Oni Love Can Break Your Heart

Love Fights Vol. 2


Although I keep giving Andi Watson a chance, I never quite like his work as much as I think I should. For some reason, despite the numerous similarities between his work and work which I do enjoy on a regular basis, there are always reasons why it never matches up with my expectations. Love Fights remains true to form by presenting an agreeable, if inconsistent work that nevertheless succeeded in entertaining me despite numerous flaws.

I enjoyed Geisha, although I thought the story in the Geisha Special was much stronger than the original limited series. I actively disliked Breakfast After Noon, which has to be one of my least favorite comics ever - I can't really say its a bad comic, because it was certainly executed with the same competence as the rest of his material, and many intelligent people have professed to love it. But I thought the characters were pathologically unlikeable, which severely hampered my ability to appreciate whether or not said characters ended up together or not in the end. I rather wanted to throw them both down an elevator shaft (I had a similar reaction to High Fidelity, oddly enough, and for much the same reasons).

Love Fights is much more enjoyable than Breakfast After Noon, but for whatever reasons it is still strangely limpid in places. I think, however, that I may have succeeded in pinpointing one of the reasons for my dissatisfaction with Watson's work: the artwork, which manages to be simultaneously appealing and repellent to me.

On the one hand, he's got an extremely interesting and bold style, very much unlike anything else you are likely to see in comics. His style shares a great deal in common with those of certain particularly ascetic single-panel cartoonists, albeit with even more of superfluous detail sucked out. All that's left is almost the skeleton of a drawing. On a cover or a pin-up, it looks fantastic, with a strong sense of design that draws your eye inward.

But the drawback of this is that it is a very difficult style with which to tell a story. Its almost as if we were seeing thumbnail sketches of the story instead of the actual story itself. The forms and shapes on the page lack any heft, resembling the bare outlines of composition more than they do actual storytelling. You could perhaps draw a comparison with Seth: but whereas Seth's work actively draws the reader into the narrative, despite it's clear minimalism and efficiency of design, Watson's emaciated linework actively draws me out of the story. Perhaps this is merely personal preference, but I'd be interested in hearing if I were the only one with this problem.

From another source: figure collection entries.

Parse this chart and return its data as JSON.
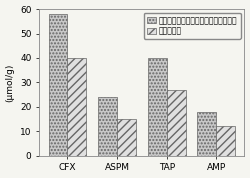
{
  "categories": [
    "CFX",
    "ASPM",
    "TAP",
    "AMP"
  ],
  "imprinted": [
    58,
    24,
    40,
    18
  ],
  "non_imprinted": [
    40,
    15,
    27,
    12
  ],
  "legend_imprinted": "磁性多级孔栗子壳炭球基表面印迹材料",
  "legend_non_imprinted": "非印迹材料",
  "ylabel": "(μmol/g)",
  "ylim": [
    0,
    60
  ],
  "yticks": [
    0,
    10,
    20,
    30,
    40,
    50,
    60
  ],
  "bar_color_imprinted": "#c8c8c8",
  "bar_color_non_imprinted": "#e0e0e0",
  "hatch_imprinted": ".....",
  "hatch_non_imprinted": "////",
  "edge_color": "#666666",
  "background_color": "#f5f5f0",
  "bar_width": 0.38,
  "tick_fontsize": 6.5,
  "legend_fontsize": 5.5
}
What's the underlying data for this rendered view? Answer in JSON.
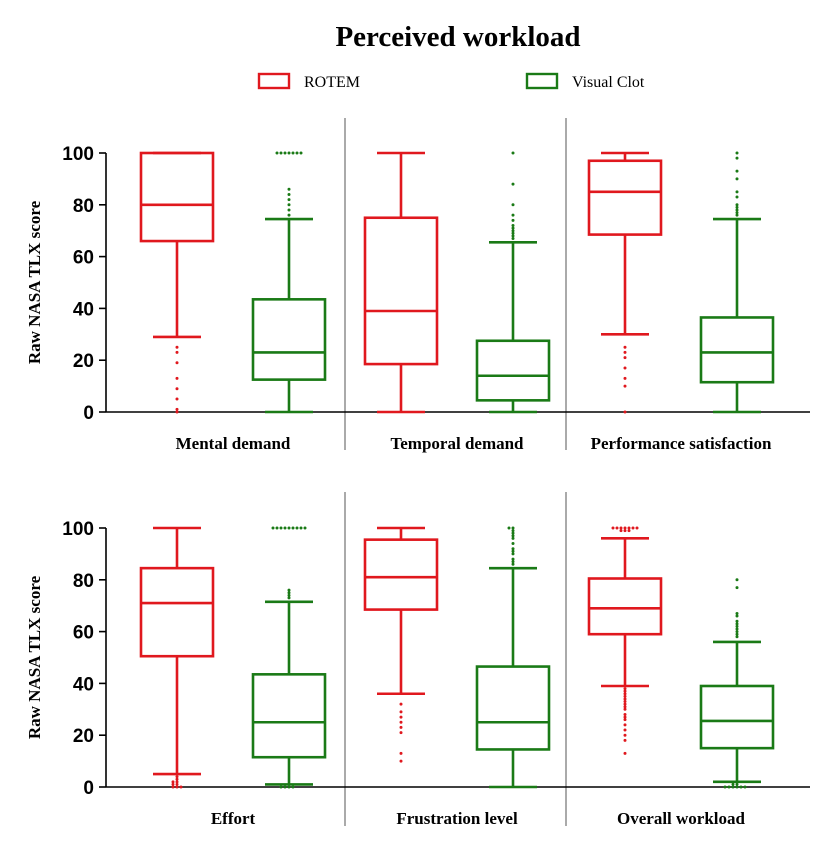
{
  "title": "Perceived workload",
  "colors": {
    "ROTEM": "#e0181e",
    "Visual Clot": "#1a7a16",
    "axis": "#000000",
    "divider": "#555555"
  },
  "legend": [
    {
      "name": "ROTEM",
      "color": "#e0181e"
    },
    {
      "name": "Visual Clot",
      "color": "#1a7a16"
    }
  ],
  "chart_data": [
    {
      "type": "box",
      "panel": "top",
      "ylabel": "Raw NASA TLX score",
      "ylim": [
        0,
        100
      ],
      "yticks": [
        "0",
        "20",
        "40",
        "60",
        "80",
        "100"
      ],
      "categories": [
        "Mental demand",
        "Temporal demand",
        "Performance satisfaction"
      ],
      "series": [
        {
          "name": "ROTEM",
          "boxes": [
            {
              "min": 29,
              "q1": 66,
              "median": 80,
              "q3": 100,
              "max": 100,
              "outliers": [
                0,
                1,
                5,
                9,
                13,
                19,
                23,
                25
              ]
            },
            {
              "min": 0,
              "q1": 18.5,
              "median": 39,
              "q3": 75,
              "max": 100,
              "outliers": []
            },
            {
              "min": 30,
              "q1": 68.5,
              "median": 85,
              "q3": 97,
              "max": 100,
              "outliers": [
                0,
                10,
                13,
                17,
                21,
                23,
                25
              ]
            }
          ]
        },
        {
          "name": "Visual Clot",
          "boxes": [
            {
              "min": 0,
              "q1": 12.5,
              "median": 23,
              "q3": 43.5,
              "max": 74.5,
              "outliers": [
                76,
                78,
                80,
                82,
                84,
                86,
                100,
                100,
                100,
                100,
                100,
                100,
                100
              ]
            },
            {
              "min": 0,
              "q1": 4.5,
              "median": 14,
              "q3": 27.5,
              "max": 65.5,
              "outliers": [
                67,
                68,
                69,
                70,
                71,
                72,
                74,
                76,
                80,
                88,
                100
              ]
            },
            {
              "min": 0,
              "q1": 11.5,
              "median": 23,
              "q3": 36.5,
              "max": 74.5,
              "outliers": [
                76,
                77,
                78,
                79,
                80,
                83,
                85,
                90,
                93,
                98,
                100
              ]
            }
          ]
        }
      ]
    },
    {
      "type": "box",
      "panel": "bottom",
      "ylabel": "Raw NASA TLX score",
      "ylim": [
        0,
        100
      ],
      "yticks": [
        "0",
        "20",
        "40",
        "60",
        "80",
        "100"
      ],
      "categories": [
        "Effort",
        "Frustration level",
        "Overall workload"
      ],
      "series": [
        {
          "name": "ROTEM",
          "boxes": [
            {
              "min": 5,
              "q1": 50.5,
              "median": 71,
              "q3": 84.5,
              "max": 100,
              "outliers": [
                0,
                0,
                0,
                1,
                1,
                2,
                2,
                3,
                4
              ]
            },
            {
              "min": 36,
              "q1": 68.5,
              "median": 81,
              "q3": 95.5,
              "max": 100,
              "outliers": [
                10,
                13,
                21,
                23,
                25,
                27,
                29,
                32
              ]
            },
            {
              "min": 39,
              "q1": 59,
              "median": 69,
              "q3": 80.5,
              "max": 96,
              "outliers": [
                13,
                18,
                20,
                22,
                24,
                26,
                27,
                28,
                30,
                31,
                32,
                33,
                34,
                35,
                36,
                37,
                38,
                99,
                99,
                99,
                100,
                100,
                100,
                100,
                100,
                100,
                100
              ]
            }
          ]
        },
        {
          "name": "Visual Clot",
          "boxes": [
            {
              "min": 1,
              "q1": 11.5,
              "median": 25,
              "q3": 43.5,
              "max": 71.5,
              "outliers": [
                0,
                0,
                0,
                0,
                73,
                74,
                75,
                76,
                100,
                100,
                100,
                100,
                100,
                100,
                100,
                100,
                100
              ]
            },
            {
              "min": 0,
              "q1": 14.5,
              "median": 25,
              "q3": 46.5,
              "max": 84.5,
              "outliers": [
                86,
                87,
                88,
                90,
                91,
                92,
                94,
                96,
                97,
                98,
                99,
                100,
                100
              ]
            },
            {
              "min": 2,
              "q1": 15,
              "median": 25.5,
              "q3": 39,
              "max": 56,
              "outliers": [
                0,
                0,
                0,
                0,
                0,
                0,
                1,
                1,
                58,
                59,
                60,
                61,
                62,
                63,
                64,
                66,
                67,
                77,
                80
              ]
            }
          ]
        }
      ]
    }
  ]
}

The story in Love Fights is similarly problematic. The narrative thrust of this second volume hinges on a plot element that contains a hole big enough to drive a truck through it: mainly, that if comic book companies are privy to the exact details of the superheroes' every adventure, then they would also not only be privy to secret adventures, but to adventures which the heroes didn't remember themselves, despite the fact that said "secret" adventures were detailed in publicly published and distributed comic books. I have a hard time believing that the superheroes would be unaware of intimately important facets of their existence that were publicly known to anyone who produced or read their comic books.

But if you can leave aside that significant problem, the story is actually quite clever. It hinges on a number of familiar superhero tropes that Watson manages to weave in and out of the narrative quite dexterously. The only problem I have here is the fact that for large chunks of the book the precarious balance between the romantic and superhero elements is pretty much moot by the overwhelming superheroics. The first book, even though it sets up an incomplete mystery, is much more thematically satisfying because of the deft way in which Watson doesn't allow either of the genres to overwhelm the other. This volume leans very heavily towards the superheroic, at the expense of the romantic stuff which remains Watson's bread and butter.

The book's conclusion will no doubt seem perfect for fans of Watson's earlier work, although it struck me as similarly problematic. If I may be blunt, the problem I have here is that I have simply no patience with characters who don't have the guts to say what they mean instead of dancing around what they really want. Perhaps this is my own personal bias sneaking in, but I have a big problem with people who can't come right out and say what they mean when the chips are down. In real life, people like that are called flakes - and I have about as much patience for fictional flakes as I do for the real world kind.

But despite my dislike of his typically weak characters, Watson still manages to redeem the book through his realistic and telling bits of character interplay. Although there are a number of exposition-heavy scenes that derail the book's conversational rhythms, the majority of the book flits along with a keen ear towards the kind of believable and beguiling syntactical flow which remain perhaps Watson's greatest strength.

So while there are enough problems to keep me from whole-heartedly recommending it - and there are certainly a number of idiosyncracies native to Watson's work which prevent me from becoming as fully immersed in the book as I would like - there were still enough good things about it to keep me interested. Although his batting average with me is still far more miss than hit, there's just enough here that works to keep me interested in whatever he does next.